Évidemment, au terme des deux premiers épisodes, on se doute que Jack et Ace risquent de suivre ce chemin pour le bien de leur carrière, de leur famille et de la ligue indépendante. La série joue sur cette ligne friable entre le bien et le mal, deux notions qui se confondent à cause de leurs rôles respectifs sur le ring. Stephen Amell et Alexander Ludwig (Björn dans Vikings) portent à eux deux cet affrontement dantesque malgré un accent sudiste douteux et un manque d’intensité dans certaines séquences émotives. Au-delà de leur relation dont la tension monte crescendo, le reste de l’histoire est efficace mais très classique sur la forme, bien que le côté méta d’un catcheur qui écrit ses propres histoires a quelque chose d’attachant et d’intéressant sur l’emprise de l’esprit sur le corps.

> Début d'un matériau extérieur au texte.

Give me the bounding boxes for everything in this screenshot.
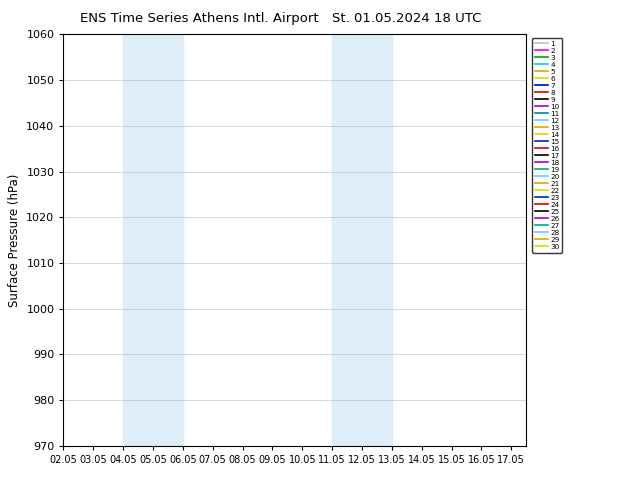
Bar xyxy=(332,34,392,446)
Y-axis label: Surface Pressure (hPa): Surface Pressure (hPa) xyxy=(8,173,21,307)
Legend: 1, 2, 3, 4, 5, 6, 7, 8, 9, 10, 11, 12, 13, 14, 15, 16, 17, 18, 19, 20, 21, 22, 2: 1, 2, 3, 4, 5, 6, 7, 8, 9, 10, 11, 12, 1… xyxy=(532,38,562,252)
Text: St. 01.05.2024 18 UTC: St. 01.05.2024 18 UTC xyxy=(332,12,482,25)
Text: ENS Time Series Athens Intl. Airport: ENS Time Series Athens Intl. Airport xyxy=(79,12,318,25)
Bar xyxy=(123,34,183,446)
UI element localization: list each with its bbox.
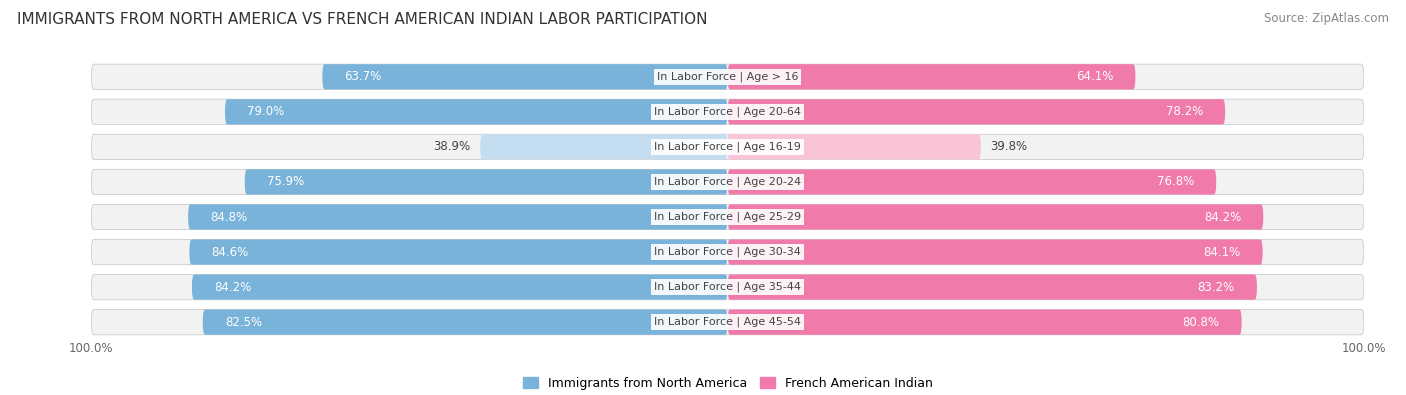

Contrairement à l’équilibre sentimental d’un This Is Us, Heels sombre parfois dans le mélodrame pompeux avec une interprétation inégale de la part du cast. Il est vrai que le sentiment d’être dans une version catcheuse des Frères Scott vingt ans plus tard nous saute aux yeux devant la pauvresse de certaines intrigues. On apprécie toutefois l’ambiance “prestige” que tentent de donner les créateurs à la série, qui nous faisait craindre un énième Spartacus de la part de Starz, habituée aux productions musclées et viriles. Avec un peu plus d’audace et d’originalité, Heels aurait pu questionner davantage le concept de masculinité et d’héritage paternel, en pleine refonte à notre époque.

En France, la première saison de Heels est diffusée en US+24 sur Starzplay.